Title : An investigation on adsorption of heavy metal with hydrochar developed from industrial waste: Kinetics, mechanisms, and desorption
Abstract:
As a result of the rapid development of the industry, heavy metal pollution of water environments is a very serious problem. Removal of heavy metal ions and derivatives from the environment has become a priority in order to preserve the quality of the ecosystem. Adsorption is an effective method that can be used to reduce the levels of heavy metals in wastewater. The motive of this work is to synthesis hydrochar from industrial processing waste (pomegranate bagasse (PB)) by a hydrothermal carbonization (HTC) process and the prepared hydrochar (PBHC) is been used as an effective functionalized sorbent for the removal of heavy metal ion (copper (Cu (II))) from simulated contaminated water in a batch mode. The adsorption kinetics was investigated at different initial concentrations (50 and 100 ppm) and times (3-300 min). Two different kinetic models were used to analyze the experimental copper adsorption kinetic data. Among the tested various models, the pseudo-second-order kinetic model provided the best simulation to the kinetic data of hydrochar with R2 of being 0.98. The results show surface complexation of -OH and -COOH groups with Cu(II) ions played an important role on the adsorption mechanism of Cu(II) on the above-mentioned sorbent. Desorption of Cu(II) from Cu(II) loaded sorbent was investigated with 0.1 M HCl at 298 K for 2 h.

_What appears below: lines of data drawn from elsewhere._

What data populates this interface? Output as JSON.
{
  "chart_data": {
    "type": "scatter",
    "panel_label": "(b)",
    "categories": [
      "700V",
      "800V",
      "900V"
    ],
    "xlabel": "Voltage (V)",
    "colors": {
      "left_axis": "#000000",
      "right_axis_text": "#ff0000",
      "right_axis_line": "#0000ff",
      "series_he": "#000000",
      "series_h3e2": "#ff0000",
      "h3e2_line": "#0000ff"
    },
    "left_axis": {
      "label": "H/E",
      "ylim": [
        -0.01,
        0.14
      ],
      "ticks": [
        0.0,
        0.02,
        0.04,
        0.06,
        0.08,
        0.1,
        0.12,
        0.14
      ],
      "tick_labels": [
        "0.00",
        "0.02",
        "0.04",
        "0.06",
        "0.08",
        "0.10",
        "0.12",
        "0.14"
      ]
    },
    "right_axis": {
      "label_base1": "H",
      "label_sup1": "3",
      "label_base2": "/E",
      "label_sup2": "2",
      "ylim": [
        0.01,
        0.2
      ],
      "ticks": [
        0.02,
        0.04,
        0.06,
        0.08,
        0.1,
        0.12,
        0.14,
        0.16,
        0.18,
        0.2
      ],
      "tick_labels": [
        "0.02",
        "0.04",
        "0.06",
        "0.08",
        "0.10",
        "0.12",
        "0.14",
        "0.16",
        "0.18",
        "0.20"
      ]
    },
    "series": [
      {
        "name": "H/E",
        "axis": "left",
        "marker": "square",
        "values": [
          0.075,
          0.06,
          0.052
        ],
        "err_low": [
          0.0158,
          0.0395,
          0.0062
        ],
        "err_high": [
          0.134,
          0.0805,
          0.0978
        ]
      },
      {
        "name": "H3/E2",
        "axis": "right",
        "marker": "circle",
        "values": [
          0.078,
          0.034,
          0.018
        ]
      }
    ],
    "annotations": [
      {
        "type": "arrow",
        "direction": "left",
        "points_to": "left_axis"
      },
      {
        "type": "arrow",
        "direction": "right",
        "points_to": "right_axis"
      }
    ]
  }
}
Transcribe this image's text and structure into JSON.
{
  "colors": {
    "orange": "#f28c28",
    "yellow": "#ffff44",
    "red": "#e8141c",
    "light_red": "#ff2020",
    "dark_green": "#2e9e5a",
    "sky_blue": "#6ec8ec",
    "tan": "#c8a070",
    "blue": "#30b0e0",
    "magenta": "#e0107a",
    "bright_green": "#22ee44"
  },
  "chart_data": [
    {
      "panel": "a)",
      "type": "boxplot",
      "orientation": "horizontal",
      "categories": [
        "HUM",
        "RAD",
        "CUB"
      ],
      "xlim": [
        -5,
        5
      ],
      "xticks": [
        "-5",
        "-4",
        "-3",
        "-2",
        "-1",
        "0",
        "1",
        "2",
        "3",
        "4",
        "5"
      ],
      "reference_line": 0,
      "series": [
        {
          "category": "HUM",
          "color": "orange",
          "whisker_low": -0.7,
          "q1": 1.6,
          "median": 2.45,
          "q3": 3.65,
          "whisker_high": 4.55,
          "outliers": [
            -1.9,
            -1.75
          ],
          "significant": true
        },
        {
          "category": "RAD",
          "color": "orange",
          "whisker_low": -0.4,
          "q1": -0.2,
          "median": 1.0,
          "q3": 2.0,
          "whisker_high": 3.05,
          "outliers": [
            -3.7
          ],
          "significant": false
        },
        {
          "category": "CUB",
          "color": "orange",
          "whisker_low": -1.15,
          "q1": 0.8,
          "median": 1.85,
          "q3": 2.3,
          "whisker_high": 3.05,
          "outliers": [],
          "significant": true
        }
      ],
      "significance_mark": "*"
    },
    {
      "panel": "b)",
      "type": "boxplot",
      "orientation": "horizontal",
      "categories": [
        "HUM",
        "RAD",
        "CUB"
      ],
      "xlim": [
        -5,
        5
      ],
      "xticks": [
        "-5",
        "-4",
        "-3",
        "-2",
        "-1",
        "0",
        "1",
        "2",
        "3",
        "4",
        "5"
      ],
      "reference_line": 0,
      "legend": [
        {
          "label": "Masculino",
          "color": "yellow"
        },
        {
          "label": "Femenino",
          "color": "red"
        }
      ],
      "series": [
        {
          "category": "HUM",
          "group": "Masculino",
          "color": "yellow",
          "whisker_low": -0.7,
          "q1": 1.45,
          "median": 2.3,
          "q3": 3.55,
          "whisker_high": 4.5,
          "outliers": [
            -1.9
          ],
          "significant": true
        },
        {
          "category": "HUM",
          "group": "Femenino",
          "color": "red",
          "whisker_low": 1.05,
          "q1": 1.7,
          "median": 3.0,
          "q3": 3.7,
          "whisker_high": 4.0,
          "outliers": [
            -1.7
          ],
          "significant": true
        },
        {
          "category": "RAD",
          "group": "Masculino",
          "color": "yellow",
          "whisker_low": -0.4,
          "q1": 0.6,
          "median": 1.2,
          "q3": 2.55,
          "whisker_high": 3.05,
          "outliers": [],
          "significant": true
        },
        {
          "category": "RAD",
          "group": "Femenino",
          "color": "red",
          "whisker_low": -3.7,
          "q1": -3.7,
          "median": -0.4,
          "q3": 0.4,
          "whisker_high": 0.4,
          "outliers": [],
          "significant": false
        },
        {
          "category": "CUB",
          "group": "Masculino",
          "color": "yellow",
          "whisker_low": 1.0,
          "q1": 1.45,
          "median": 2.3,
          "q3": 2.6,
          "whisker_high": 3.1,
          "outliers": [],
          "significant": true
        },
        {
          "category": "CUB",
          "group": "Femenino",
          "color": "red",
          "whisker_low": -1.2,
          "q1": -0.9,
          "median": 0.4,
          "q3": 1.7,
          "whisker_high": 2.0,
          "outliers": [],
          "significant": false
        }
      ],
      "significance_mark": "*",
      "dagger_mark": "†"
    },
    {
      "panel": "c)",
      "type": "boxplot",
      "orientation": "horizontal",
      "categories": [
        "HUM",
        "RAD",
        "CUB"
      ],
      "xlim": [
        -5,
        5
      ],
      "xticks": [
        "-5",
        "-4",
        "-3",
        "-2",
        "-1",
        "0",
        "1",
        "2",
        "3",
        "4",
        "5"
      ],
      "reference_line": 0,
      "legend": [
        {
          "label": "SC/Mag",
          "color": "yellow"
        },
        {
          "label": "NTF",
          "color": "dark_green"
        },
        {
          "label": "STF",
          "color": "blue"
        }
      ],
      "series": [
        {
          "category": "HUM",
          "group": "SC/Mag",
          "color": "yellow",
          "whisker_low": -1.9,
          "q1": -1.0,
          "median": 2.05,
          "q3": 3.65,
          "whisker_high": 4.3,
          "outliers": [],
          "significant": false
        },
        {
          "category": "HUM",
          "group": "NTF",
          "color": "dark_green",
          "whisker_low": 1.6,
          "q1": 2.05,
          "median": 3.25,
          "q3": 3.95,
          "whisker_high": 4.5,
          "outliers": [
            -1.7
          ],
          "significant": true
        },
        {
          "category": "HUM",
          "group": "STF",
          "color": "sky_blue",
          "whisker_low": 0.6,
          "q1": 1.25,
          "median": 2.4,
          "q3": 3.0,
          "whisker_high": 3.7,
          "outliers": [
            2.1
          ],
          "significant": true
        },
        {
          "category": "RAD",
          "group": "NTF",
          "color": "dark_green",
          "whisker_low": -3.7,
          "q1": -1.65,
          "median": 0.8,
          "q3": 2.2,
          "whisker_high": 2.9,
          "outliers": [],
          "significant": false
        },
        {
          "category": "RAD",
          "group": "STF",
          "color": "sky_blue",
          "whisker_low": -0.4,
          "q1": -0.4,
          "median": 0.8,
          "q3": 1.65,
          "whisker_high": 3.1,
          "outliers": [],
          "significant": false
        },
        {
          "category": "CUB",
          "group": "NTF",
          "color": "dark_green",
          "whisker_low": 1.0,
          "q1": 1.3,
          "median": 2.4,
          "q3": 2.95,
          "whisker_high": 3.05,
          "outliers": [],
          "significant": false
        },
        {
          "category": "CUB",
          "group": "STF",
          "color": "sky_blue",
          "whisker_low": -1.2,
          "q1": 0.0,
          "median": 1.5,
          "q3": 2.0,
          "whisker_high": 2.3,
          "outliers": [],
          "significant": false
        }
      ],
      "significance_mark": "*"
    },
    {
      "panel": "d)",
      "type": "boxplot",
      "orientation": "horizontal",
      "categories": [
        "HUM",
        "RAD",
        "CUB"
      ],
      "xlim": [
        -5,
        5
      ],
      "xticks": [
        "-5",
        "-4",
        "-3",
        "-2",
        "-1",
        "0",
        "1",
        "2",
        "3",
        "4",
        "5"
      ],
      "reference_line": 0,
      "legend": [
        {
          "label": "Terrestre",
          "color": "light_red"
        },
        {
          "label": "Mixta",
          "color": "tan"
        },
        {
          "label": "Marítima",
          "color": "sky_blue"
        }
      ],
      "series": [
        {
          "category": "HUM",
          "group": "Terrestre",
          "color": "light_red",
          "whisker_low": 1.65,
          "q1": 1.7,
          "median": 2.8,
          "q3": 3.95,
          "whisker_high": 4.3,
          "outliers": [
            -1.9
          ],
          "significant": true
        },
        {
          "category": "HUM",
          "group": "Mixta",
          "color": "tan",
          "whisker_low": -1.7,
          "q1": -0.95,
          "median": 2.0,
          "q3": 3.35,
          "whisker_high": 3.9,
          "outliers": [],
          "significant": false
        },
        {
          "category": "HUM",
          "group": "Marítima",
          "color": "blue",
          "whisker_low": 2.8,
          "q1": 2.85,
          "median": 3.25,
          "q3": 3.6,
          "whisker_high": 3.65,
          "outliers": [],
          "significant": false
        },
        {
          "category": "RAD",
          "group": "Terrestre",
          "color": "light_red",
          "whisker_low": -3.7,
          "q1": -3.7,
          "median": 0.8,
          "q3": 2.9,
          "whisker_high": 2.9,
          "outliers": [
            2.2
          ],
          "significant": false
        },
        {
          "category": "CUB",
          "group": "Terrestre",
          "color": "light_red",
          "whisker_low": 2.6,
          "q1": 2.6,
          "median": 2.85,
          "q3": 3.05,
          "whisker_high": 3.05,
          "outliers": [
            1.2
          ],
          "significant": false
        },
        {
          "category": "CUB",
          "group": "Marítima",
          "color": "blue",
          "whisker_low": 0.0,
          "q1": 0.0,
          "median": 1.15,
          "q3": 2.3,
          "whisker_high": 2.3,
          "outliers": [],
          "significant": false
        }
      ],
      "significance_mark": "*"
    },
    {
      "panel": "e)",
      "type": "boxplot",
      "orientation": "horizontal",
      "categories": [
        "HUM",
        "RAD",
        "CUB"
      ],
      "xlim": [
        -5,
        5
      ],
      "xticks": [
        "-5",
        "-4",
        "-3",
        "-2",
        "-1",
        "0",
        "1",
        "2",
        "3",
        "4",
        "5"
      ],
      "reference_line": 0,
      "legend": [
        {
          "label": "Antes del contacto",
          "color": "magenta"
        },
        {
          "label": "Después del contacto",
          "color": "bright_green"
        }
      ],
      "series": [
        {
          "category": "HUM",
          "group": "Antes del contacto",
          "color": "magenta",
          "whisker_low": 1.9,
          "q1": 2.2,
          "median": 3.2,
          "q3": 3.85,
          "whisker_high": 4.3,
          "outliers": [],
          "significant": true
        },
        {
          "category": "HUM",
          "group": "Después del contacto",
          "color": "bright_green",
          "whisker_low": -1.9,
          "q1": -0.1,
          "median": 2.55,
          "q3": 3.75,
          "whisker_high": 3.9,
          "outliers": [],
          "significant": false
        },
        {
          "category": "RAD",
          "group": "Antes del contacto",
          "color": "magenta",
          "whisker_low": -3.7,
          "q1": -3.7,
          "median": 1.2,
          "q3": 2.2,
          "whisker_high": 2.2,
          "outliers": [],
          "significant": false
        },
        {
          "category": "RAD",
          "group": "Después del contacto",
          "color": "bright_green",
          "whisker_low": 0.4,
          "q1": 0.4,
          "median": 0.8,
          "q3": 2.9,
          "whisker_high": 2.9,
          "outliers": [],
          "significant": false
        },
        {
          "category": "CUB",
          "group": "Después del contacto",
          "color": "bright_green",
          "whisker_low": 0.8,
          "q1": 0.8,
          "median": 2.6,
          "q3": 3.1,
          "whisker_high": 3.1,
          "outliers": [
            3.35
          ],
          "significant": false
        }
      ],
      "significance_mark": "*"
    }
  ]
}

Overall, the results demonstrated that industrial processing waste are promising feedstock to be made into hydrochar for treatment of wastewater contaminated by Cu (II) and heavy metal.
Audience Takeaway:
- Utilization of pomegranate bagasse (PB) via HTC was explored.
- Prepared hydrochar (PBHC) was examined as Cu(II) sorbent.
- The adsorption kinetics performance of the hydrochar for Cu(II) was investigated.
- Surface complexation is played a major role in Cu(II) binding using PBHC.
- Pomegranate bagasse hydrochar (PBHC) could be considered as a promising sorbent to remove heavy metals from the aqueous medium.